Atwood founded of the local chapter of the Weston A. Price Foundation in early 2010. The national organization is based on Price's worldwide research of nutrition and uses education, research and activism to promote restoring nutrient-dense foods to the human diet.
Initially, Atwood's job as chapter leader was to answer emails and phone calls from people looking for sources of local food, such as raw milk and grass-fed beef. Now she's adding quarterly gatherings for chapter members and the community.
Carolyn Erickson, a former student of Atwood's, is chapter co-leader. In addition to the 100 alumni of Atwood's classes, the local foundation chapter has about 50 members.

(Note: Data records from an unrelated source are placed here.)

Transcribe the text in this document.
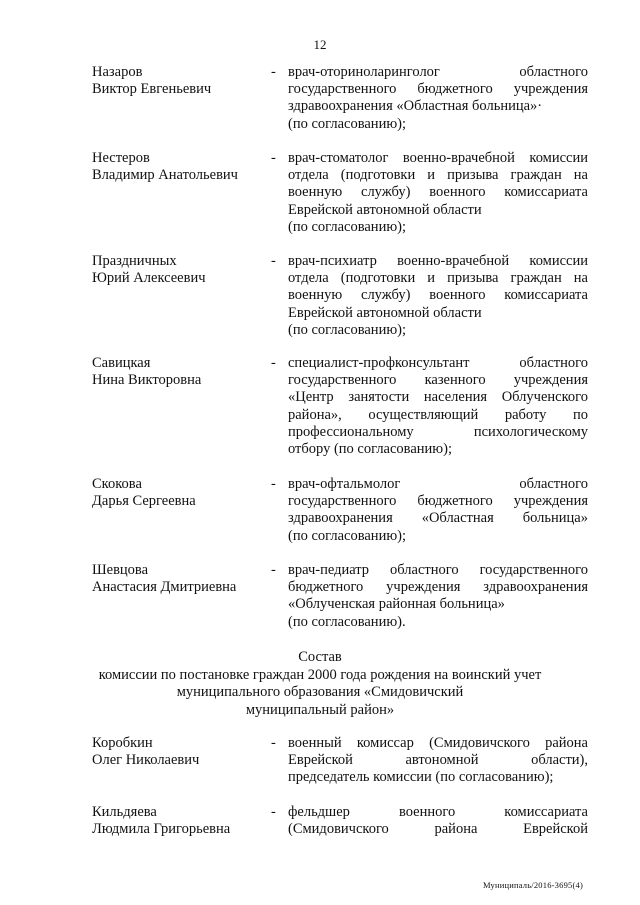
12
Назаров
Виктор Евгеньевич
- врач-оториноларинголог областного
государственного бюджетного учреждения
здравоохранения «Областная больница»·
(по согласованию);
Нестеров
Владимир Анатольевич
- врач-стоматолог военно-врачебной комиссии
отдела (подготовки и призыва граждан на
военную службу) военного комиссариата
Еврейской автономной области
(по согласованию);
Праздничных
Юрий Алексеевич
- врач-психиатр военно-врачебной комиссии
отдела (подготовки и призыва граждан на
военную службу) военного комиссариата
Еврейской автономной области
(по согласованию);
Савицкая
Нина Викторовна
- специалист-профконсультант областного
государственного казенного учреждения
«Центр занятости населения Облученского
района», осуществляющий работу по
профессиональному психологическому
отбору (по согласованию);
Скокова
Дарья Сергеевна
- врач-офтальмолог областного
государственного бюджетного учреждения
здравоохранения «Областная больница»
(по согласованию);
Шевцова
Анастасия Дмитриевна
- врач-педиатр областного государственного
бюджетного учреждения здравоохранения
«Облученская районная больница»
(по согласованию).
Состав
комиссии по постановке граждан 2000 года рождения на воинский учет
муниципального образования «Смидовичский
муниципальный район»
Коробкин
Олег Николаевич
- военный комиссар (Смидовичского района
Еврейской автономной области),
председатель комиссии (по согласованию);
Кильдяева
Людмила Григорьевна
- фельдшер военного комиссариата
(Смидовичского района Еврейской
Муниципаль/2016-3695(4)
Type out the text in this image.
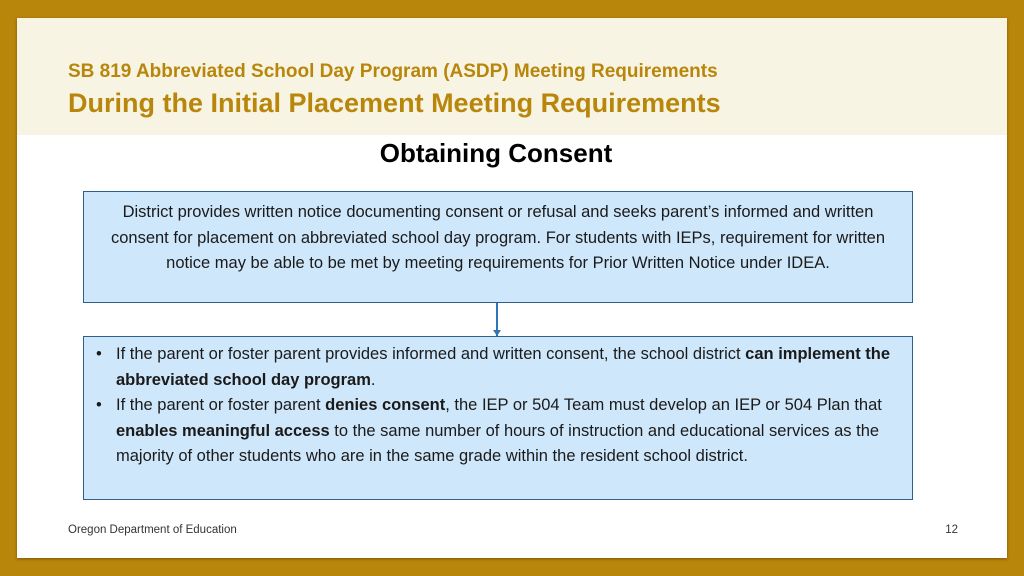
SB 819 Abbreviated School Day Program (ASDP) Meeting Requirements
During the Initial Placement Meeting Requirements
Obtaining Consent
District provides written notice documenting consent or refusal and seeks parent’s informed and written consent for placement on abbreviated school day program. For students with IEPs, requirement for written notice may be able to be met by meeting requirements for Prior Written Notice under IDEA.
• If the parent or foster parent provides informed and written consent, the school district can implement the abbreviated school day program.
• If the parent or foster parent denies consent, the IEP or 504 Team must develop an IEP or 504 Plan that enables meaningful access to the same number of hours of instruction and educational services as the majority of other students who are in the same grade within the resident school district.
Oregon Department of Education	12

On Monday, Atwood will lead a multimedia presentation about Price's research and food topics such as fats, eggs, superfoods and organic produce. The free event begins 6:30 p.m. at The Well Church & Coffeehouse, 220 Main St. in Pineville. The presentation is a way to "gently" ease people into this approach to food, Atwood said.
Many of the cooking ideas Atwood teaches are outlined in the cookbook "Nourishing Traditions" by Sally Fallon and Mary Enig.
Atwood said her first exposure to traditional cooking methods and ingredients came as a child, when her mother made yogurt and chicken stock and refused to replace real butter with margarine.
"There were a lot of things that she did that were really the nourishing traditions way," Atwood said. "It's not something new. It's really just exposing some of the traditional practices of old that have a lot of wisdom for the body."
Atwood stresses that her cooking classes and food presentations are not a weight-loss program; instead, they promote a lifestyle of healthy cooking and eating.
Many students come to her class wanting to learn how to cook for people with food allergies. Others want to improve their health.
Almost everyone, Atwood says, leaves the class with at least one idea they latch onto for healthier cooking.
"One of the blessings of doing this is you see people first coming in and they are unsure, and then they take baby steps and become bolder (in preparing food), and then the health of their families flourish as a result," Atwood said.